Loans.com.au has cemented its place as a market leader by dropping its home loan interest rates to 4.29 percent p.a or below across the board with the announcement of a further cut to fixed rates.
Today, the award-winning online lender dropped its fixed rate 19bpts to 4.29 percent p.a for one, two, and three-years, one of the lowest fixed interest rates in Australia.
It is the second time this month loans.com.au Pty Ltd has reduced its fixed rates.
“In the current low interest rate environment, loans.com.au has dropped its rates even lower to ensure whatever style of loan a customer wants, they will get a very competitive rate,” said Mr Kim Cannon, Managing Director of Firstmac, the financial powerhouse behind loans.com.au.
“A lot of borrowers are keeping a close eye on the RBA for signs of another rate cut, but there are also many who are looking to fix their home loan interest rate for future certainty while rates are low.
“At 4.29 percent fixed for up to three years, they can enjoy the best of both worlds by choosing a mix of fixed and variable, and use a mortgage offset facility to cut their interest down even more.”
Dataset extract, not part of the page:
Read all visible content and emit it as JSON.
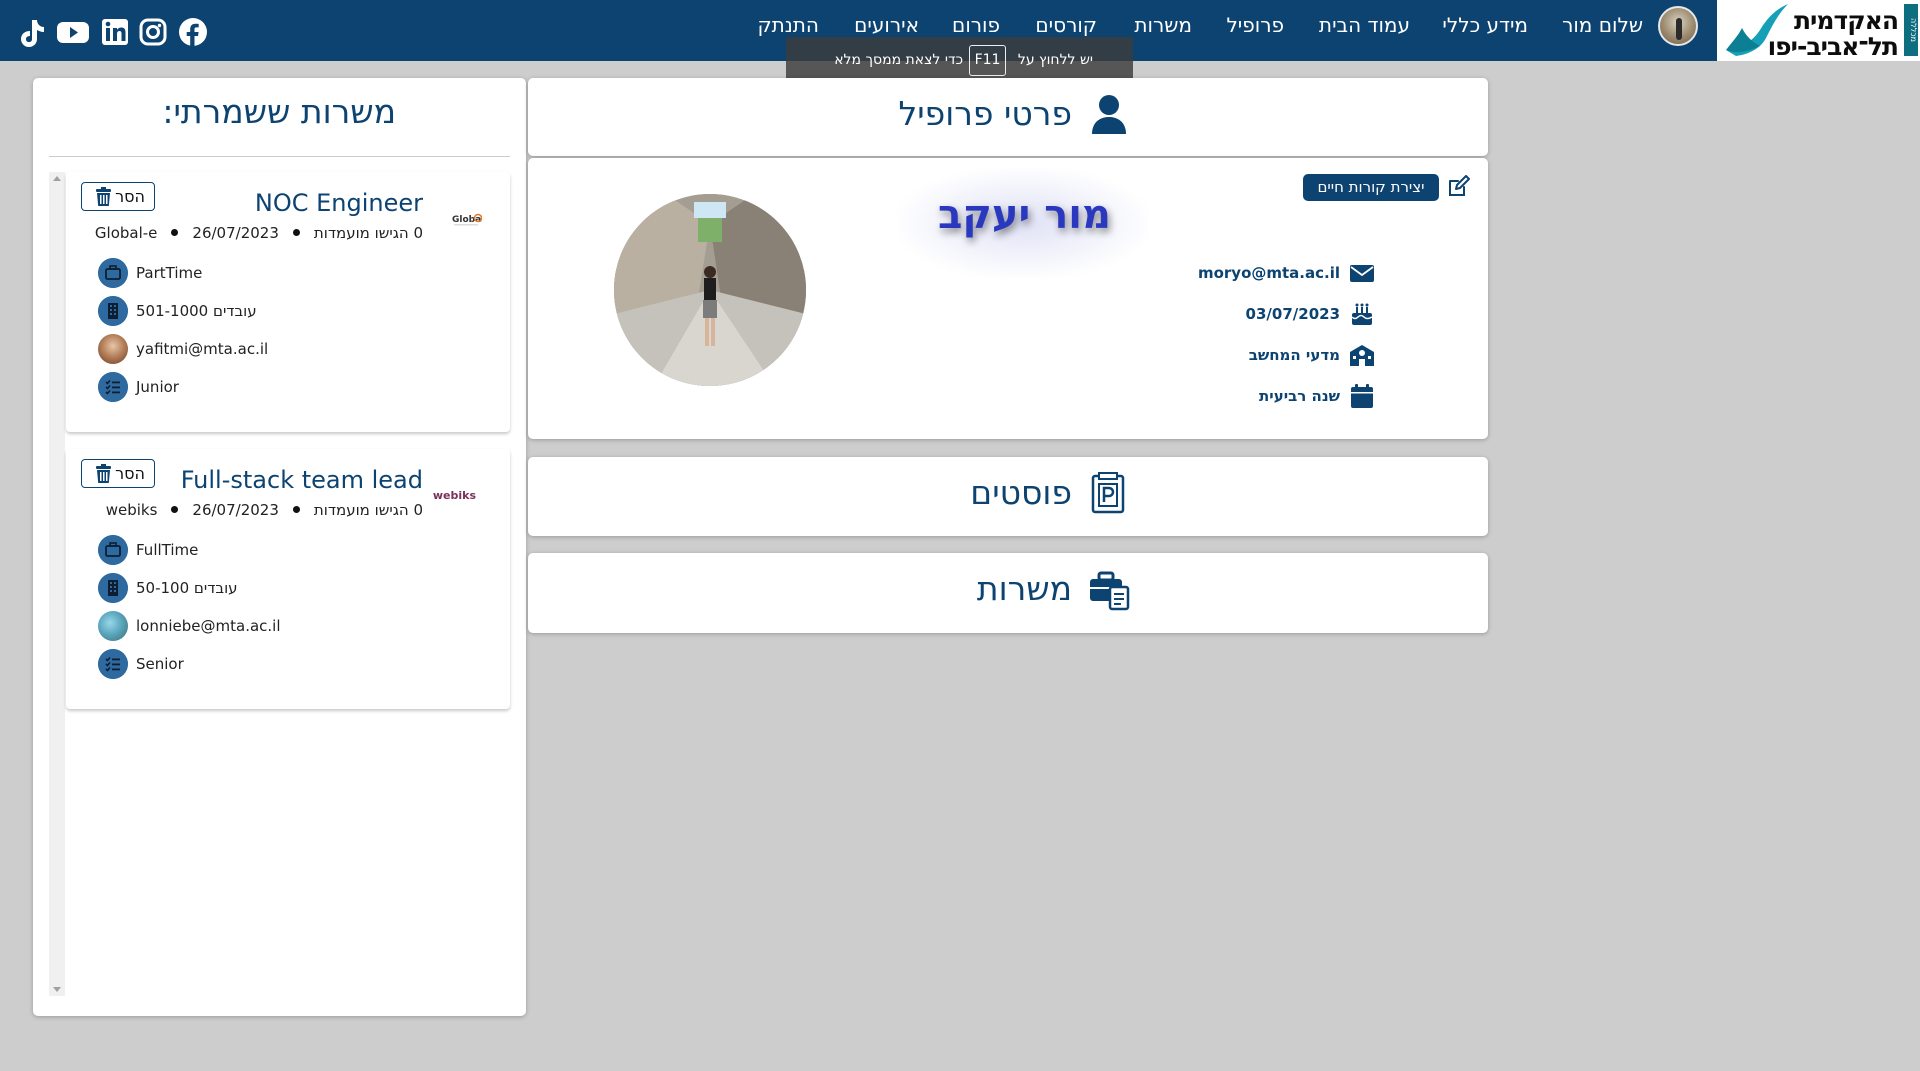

Loans.com.au rates start at 4.23 percent p.a for the Dream Home Loan Essentials Variable, 4.27 percent p.a for Dream Home Loan Offset Variable, and 4.29 percent p.a for the Dream Home Loan Fixed for one to three years.
The exception is the Dream Home Loan Construction, which has an initial interest rate of 4.74 percent p.a during the construction period, but then reverts to 4.27 percent p.a upon completion.
Dream Home Loan Fixed applications already in progress will automatically receive the new rate.
“Customers who have already applied for the Dream Home Loan Fixed don’t need to take any action to get the new rate,” Mr Cannon said. “Loans.com.au will make sure the 4.29 percent rate is applied to their new loan.”
For more information, go to https://www.loans.com.au.
“Many property watchers predict a spike in house prices if the RBA cuts the cash rate again next month,” Mr Cannon said. “The smart money wouldn’t wait too long before getting a foothold on the market.”